To start with, of course it goes without saying that
experimentation is necessary, and that all life is a series of
developments. However, let's be clear about what we are doing. I demanded
that we have some truth in advertising. If you're going to experiment,
don't try to claim that you are playing Klezmer, any more than calling
yourself a Dixieland player if you are experimenting with fusing Jazz and
Rock. I, too, feel it is the responsibility of the artist to state his
principles. I am not shy about telling audiences and stores
that Klezmer is a specific part of the large panoply of JEWISH
MUSIC. Incidentally, drums WERE a standard part of large Klezmer
bands as far back as the mid- 1800's. Their addition did not constitute a
change in the style because they didn't play, for example, African rhythms.
One reply stated that I had a "very biasied" opinion and that I
described an "ossified" museum exhibit, not a living, developing art
form. By that logic, let's abandon the Torah. Who needs that old stuff?
Anything goes, right? It's good to experiment, right? I beg to differ.
Rules are ESSENTIAL for artists, as well as for all humans. Ask any
artist and they will tell you this. For that matter, try to raise
children without rules and see what you get. A great problem we have in
our art world right now is that too many artists believe that anything
goes and so we have travesties like a cruxifix in urine being called Art.
Expression yes. Art, no. The same goes with the rest of society. Have you
noticed the seeming epidemic of rudeness lately?

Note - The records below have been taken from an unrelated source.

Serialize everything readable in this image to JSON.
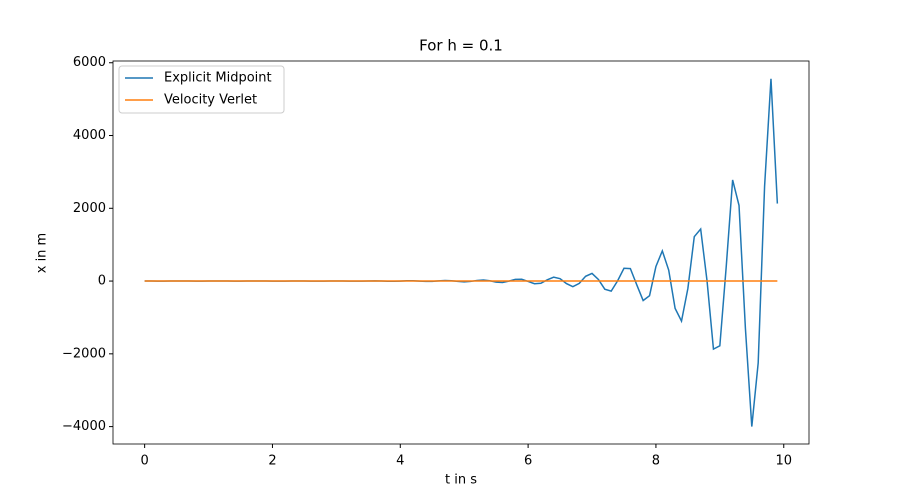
{
  "chart_data": {
    "type": "line",
    "title": "For h = 0.1",
    "xlabel": "t in s",
    "ylabel": "x in m",
    "x": [
      0,
      0.1,
      0.2,
      0.3,
      0.4,
      0.5,
      0.6,
      0.7,
      0.8,
      0.9,
      1,
      1.1,
      1.2,
      1.3,
      1.4,
      1.5,
      1.6,
      1.7,
      1.8,
      1.9,
      2,
      2.1,
      2.2,
      2.3,
      2.4,
      2.5,
      2.6,
      2.7,
      2.8,
      2.9,
      3,
      3.1,
      3.2,
      3.3,
      3.4,
      3.5,
      3.6,
      3.7,
      3.8,
      3.9,
      4,
      4.1,
      4.2,
      4.3,
      4.4,
      4.5,
      4.6,
      4.7,
      4.8,
      4.9,
      5,
      5.1,
      5.2,
      5.3,
      5.4,
      5.5,
      5.6,
      5.7,
      5.8,
      5.9,
      6,
      6.1,
      6.2,
      6.3,
      6.4,
      6.5,
      6.6,
      6.7,
      6.8,
      6.9,
      7,
      7.1,
      7.2,
      7.3,
      7.4,
      7.5,
      7.6,
      7.7,
      7.8,
      7.9,
      8,
      8.1,
      8.2,
      8.3,
      8.4,
      8.5,
      8.6,
      8.7,
      8.8,
      8.9,
      9,
      9.1,
      9.2,
      9.3,
      9.4,
      9.5,
      9.6,
      9.7,
      9.8,
      9.9
    ],
    "series": [
      {
        "name": "Explicit Midpoint",
        "color": "#1f77b4",
        "values": [
          1,
          0,
          -1,
          -1,
          0,
          1,
          1,
          0,
          -1,
          -1,
          0,
          1,
          1,
          0,
          -1,
          -1,
          0,
          1,
          1,
          0,
          -1,
          -2,
          -1,
          1,
          2,
          1,
          -1,
          -2,
          -1,
          1,
          2,
          1,
          -1,
          -3,
          -2,
          2,
          4,
          1,
          -4,
          -6,
          -1,
          7,
          7,
          -1,
          -10,
          -9,
          4,
          15,
          10,
          -9,
          -22,
          -10,
          17,
          30,
          8,
          -30,
          -39,
          -2,
          48,
          50,
          -10,
          -74,
          -60,
          33,
          108,
          66,
          -70,
          -155,
          -63,
          131,
          210,
          44,
          -224,
          -276,
          6,
          351,
          342,
          -103,
          -535,
          -402,
          400,
          830,
          300,
          -750,
          -1100,
          -200,
          1220,
          1430,
          0,
          -1870,
          -1780,
          400,
          2780,
          2080,
          -1300,
          -4000,
          -2250,
          2600,
          5560,
          2130
        ]
      },
      {
        "name": "Velocity Verlet",
        "color": "#ff7f0e",
        "values": [
          0,
          0,
          0,
          0,
          0,
          0,
          0,
          0,
          0,
          0,
          0,
          0,
          0,
          0,
          0,
          0,
          0,
          0,
          0,
          0,
          0,
          0,
          0,
          0,
          0,
          0,
          0,
          0,
          0,
          0,
          0,
          0,
          0,
          0,
          0,
          0,
          0,
          0,
          0,
          0,
          0,
          0,
          0,
          0,
          0,
          0,
          0,
          0,
          0,
          0,
          0,
          0,
          0,
          0,
          0,
          0,
          0,
          0,
          0,
          0,
          0,
          0,
          0,
          0,
          0,
          0,
          0,
          0,
          0,
          0,
          0,
          0,
          0,
          0,
          0,
          0,
          0,
          0,
          0,
          0,
          0,
          0,
          0,
          0,
          0,
          0,
          0,
          0,
          0,
          0,
          0,
          0,
          0,
          0,
          0,
          0,
          0,
          0,
          0,
          0
        ]
      }
    ],
    "xlim": [
      -0.495,
      10.395
    ],
    "ylim": [
      -4478,
      6048
    ],
    "xticks": [
      0,
      2,
      4,
      6,
      8,
      10
    ],
    "yticks": [
      {
        "value": -4000,
        "label": "−4000"
      },
      {
        "value": -2000,
        "label": "−2000"
      },
      0,
      2000,
      4000,
      6000
    ],
    "legend": "upper left"
  }
}
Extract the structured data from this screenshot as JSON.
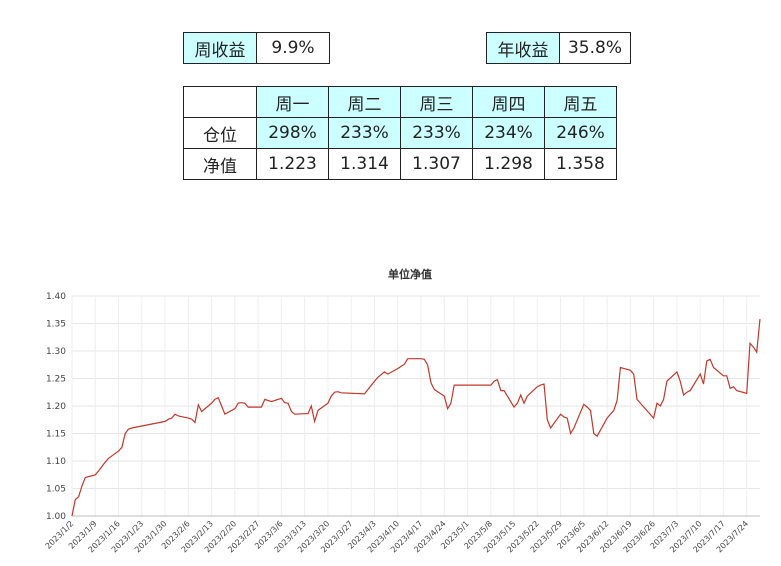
{
  "summary": {
    "weekly_label": "周收益",
    "weekly_value": "9.9%",
    "annual_label": "年收益",
    "annual_value": "35.8%"
  },
  "daily_table": {
    "corner": "",
    "days": [
      "周一",
      "周二",
      "周三",
      "周四",
      "周五"
    ],
    "rows": [
      {
        "label": "仓位",
        "values": [
          "298%",
          "233%",
          "233%",
          "234%",
          "246%"
        ]
      },
      {
        "label": "净值",
        "values": [
          "1.223",
          "1.314",
          "1.307",
          "1.298",
          "1.358"
        ]
      }
    ]
  },
  "chart_data": {
    "type": "line",
    "title": "单位净值",
    "xlabel": "",
    "ylabel": "",
    "ylim": [
      1.0,
      1.4
    ],
    "y_ticks": [
      "1.00",
      "1.05",
      "1.10",
      "1.15",
      "1.20",
      "1.25",
      "1.30",
      "1.35",
      "1.40"
    ],
    "grid": true,
    "legend": "none",
    "line_color": "#c0392b",
    "x_ticks": [
      "2023/1/2",
      "2023/1/9",
      "2023/1/16",
      "2023/1/23",
      "2023/1/30",
      "2023/2/6",
      "2023/2/13",
      "2023/2/20",
      "2023/2/27",
      "2023/3/6",
      "2023/3/13",
      "2023/3/20",
      "2023/3/27",
      "2023/4/3",
      "2023/4/10",
      "2023/4/17",
      "2023/4/24",
      "2023/5/1",
      "2023/5/8",
      "2023/5/15",
      "2023/5/22",
      "2023/5/29",
      "2023/6/5",
      "2023/6/12",
      "2023/6/19",
      "2023/6/26",
      "2023/7/3",
      "2023/7/10",
      "2023/7/17",
      "2023/7/24"
    ],
    "series": [
      {
        "points": [
          [
            "2023/1/2",
            1.0
          ],
          [
            "2023/1/3",
            1.03
          ],
          [
            "2023/1/4",
            1.035
          ],
          [
            "2023/1/5",
            1.055
          ],
          [
            "2023/1/6",
            1.07
          ],
          [
            "2023/1/9",
            1.075
          ],
          [
            "2023/1/10",
            1.082
          ],
          [
            "2023/1/11",
            1.09
          ],
          [
            "2023/1/12",
            1.098
          ],
          [
            "2023/1/13",
            1.105
          ],
          [
            "2023/1/16",
            1.118
          ],
          [
            "2023/1/17",
            1.125
          ],
          [
            "2023/1/18",
            1.15
          ],
          [
            "2023/1/19",
            1.158
          ],
          [
            "2023/1/20",
            1.16
          ],
          [
            "2023/1/30",
            1.172
          ],
          [
            "2023/1/31",
            1.176
          ],
          [
            "2023/2/1",
            1.178
          ],
          [
            "2023/2/2",
            1.185
          ],
          [
            "2023/2/3",
            1.182
          ],
          [
            "2023/2/6",
            1.178
          ],
          [
            "2023/2/7",
            1.176
          ],
          [
            "2023/2/8",
            1.17
          ],
          [
            "2023/2/9",
            1.202
          ],
          [
            "2023/2/10",
            1.19
          ],
          [
            "2023/2/13",
            1.205
          ],
          [
            "2023/2/14",
            1.212
          ],
          [
            "2023/2/15",
            1.215
          ],
          [
            "2023/2/16",
            1.2
          ],
          [
            "2023/2/17",
            1.185
          ],
          [
            "2023/2/20",
            1.195
          ],
          [
            "2023/2/21",
            1.205
          ],
          [
            "2023/2/22",
            1.206
          ],
          [
            "2023/2/23",
            1.205
          ],
          [
            "2023/2/24",
            1.198
          ],
          [
            "2023/2/27",
            1.198
          ],
          [
            "2023/2/28",
            1.198
          ],
          [
            "2023/3/1",
            1.212
          ],
          [
            "2023/3/2",
            1.21
          ],
          [
            "2023/3/3",
            1.208
          ],
          [
            "2023/3/6",
            1.214
          ],
          [
            "2023/3/7",
            1.206
          ],
          [
            "2023/3/8",
            1.205
          ],
          [
            "2023/3/9",
            1.19
          ],
          [
            "2023/3/10",
            1.185
          ],
          [
            "2023/3/13",
            1.186
          ],
          [
            "2023/3/14",
            1.186
          ],
          [
            "2023/3/15",
            1.2
          ],
          [
            "2023/3/16",
            1.172
          ],
          [
            "2023/3/17",
            1.192
          ],
          [
            "2023/3/20",
            1.205
          ],
          [
            "2023/3/21",
            1.218
          ],
          [
            "2023/3/22",
            1.225
          ],
          [
            "2023/3/23",
            1.226
          ],
          [
            "2023/3/24",
            1.224
          ],
          [
            "2023/3/31",
            1.222
          ],
          [
            "2023/4/3",
            1.245
          ],
          [
            "2023/4/4",
            1.252
          ],
          [
            "2023/4/6",
            1.262
          ],
          [
            "2023/4/7",
            1.258
          ],
          [
            "2023/4/10",
            1.268
          ],
          [
            "2023/4/11",
            1.272
          ],
          [
            "2023/4/12",
            1.276
          ],
          [
            "2023/4/13",
            1.286
          ],
          [
            "2023/4/14",
            1.286
          ],
          [
            "2023/4/17",
            1.286
          ],
          [
            "2023/4/18",
            1.285
          ],
          [
            "2023/4/19",
            1.275
          ],
          [
            "2023/4/20",
            1.242
          ],
          [
            "2023/4/21",
            1.23
          ],
          [
            "2023/4/24",
            1.218
          ],
          [
            "2023/4/25",
            1.195
          ],
          [
            "2023/4/26",
            1.205
          ],
          [
            "2023/4/27",
            1.238
          ],
          [
            "2023/4/28",
            1.238
          ],
          [
            "2023/5/8",
            1.238
          ],
          [
            "2023/5/9",
            1.245
          ],
          [
            "2023/5/10",
            1.248
          ],
          [
            "2023/5/11",
            1.228
          ],
          [
            "2023/5/12",
            1.228
          ],
          [
            "2023/5/15",
            1.198
          ],
          [
            "2023/5/16",
            1.205
          ],
          [
            "2023/5/17",
            1.22
          ],
          [
            "2023/5/18",
            1.205
          ],
          [
            "2023/5/19",
            1.218
          ],
          [
            "2023/5/22",
            1.235
          ],
          [
            "2023/5/23",
            1.238
          ],
          [
            "2023/5/24",
            1.24
          ],
          [
            "2023/5/25",
            1.175
          ],
          [
            "2023/5/26",
            1.16
          ],
          [
            "2023/5/29",
            1.185
          ],
          [
            "2023/5/30",
            1.18
          ],
          [
            "2023/5/31",
            1.178
          ],
          [
            "2023/6/1",
            1.15
          ],
          [
            "2023/6/2",
            1.16
          ],
          [
            "2023/6/5",
            1.203
          ],
          [
            "2023/6/6",
            1.198
          ],
          [
            "2023/6/7",
            1.192
          ],
          [
            "2023/6/8",
            1.15
          ],
          [
            "2023/6/9",
            1.145
          ],
          [
            "2023/6/12",
            1.178
          ],
          [
            "2023/6/13",
            1.185
          ],
          [
            "2023/6/14",
            1.192
          ],
          [
            "2023/6/15",
            1.21
          ],
          [
            "2023/6/16",
            1.27
          ],
          [
            "2023/6/19",
            1.265
          ],
          [
            "2023/6/20",
            1.258
          ],
          [
            "2023/6/21",
            1.212
          ],
          [
            "2023/6/26",
            1.178
          ],
          [
            "2023/6/27",
            1.205
          ],
          [
            "2023/6/28",
            1.2
          ],
          [
            "2023/6/29",
            1.212
          ],
          [
            "2023/6/30",
            1.245
          ],
          [
            "2023/7/3",
            1.262
          ],
          [
            "2023/7/4",
            1.245
          ],
          [
            "2023/7/5",
            1.22
          ],
          [
            "2023/7/6",
            1.225
          ],
          [
            "2023/7/7",
            1.228
          ],
          [
            "2023/7/10",
            1.258
          ],
          [
            "2023/7/11",
            1.24
          ],
          [
            "2023/7/12",
            1.282
          ],
          [
            "2023/7/13",
            1.285
          ],
          [
            "2023/7/14",
            1.27
          ],
          [
            "2023/7/17",
            1.255
          ],
          [
            "2023/7/18",
            1.255
          ],
          [
            "2023/7/19",
            1.232
          ],
          [
            "2023/7/20",
            1.235
          ],
          [
            "2023/7/21",
            1.228
          ],
          [
            "2023/7/24",
            1.223
          ],
          [
            "2023/7/25",
            1.314
          ],
          [
            "2023/7/26",
            1.307
          ],
          [
            "2023/7/27",
            1.298
          ],
          [
            "2023/7/28",
            1.358
          ]
        ]
      }
    ]
  }
}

If you drive you have.
The reason goes right back to the basic disregard of the basic rules of
living together. We have gone hell-bent-for-leather towards FREEDOM,
forgetting that it is only a relative term and that one can't know how
to rebel until one knows what one is rebelling against.
Kind of interesting that Art is a direct reflection on society,
huh? Again, let me state that experimentation is obviously not bad.
However, to
misrepresent it is. This is what I'm going on at the mouth about. I have
spent lots of time and effort to learn to play a beautiful and
many-faceted art form called Klezmer. I take great exception at those who
apropriate the name for sometihing else, thereby denigrating and
negating all that I have worked for.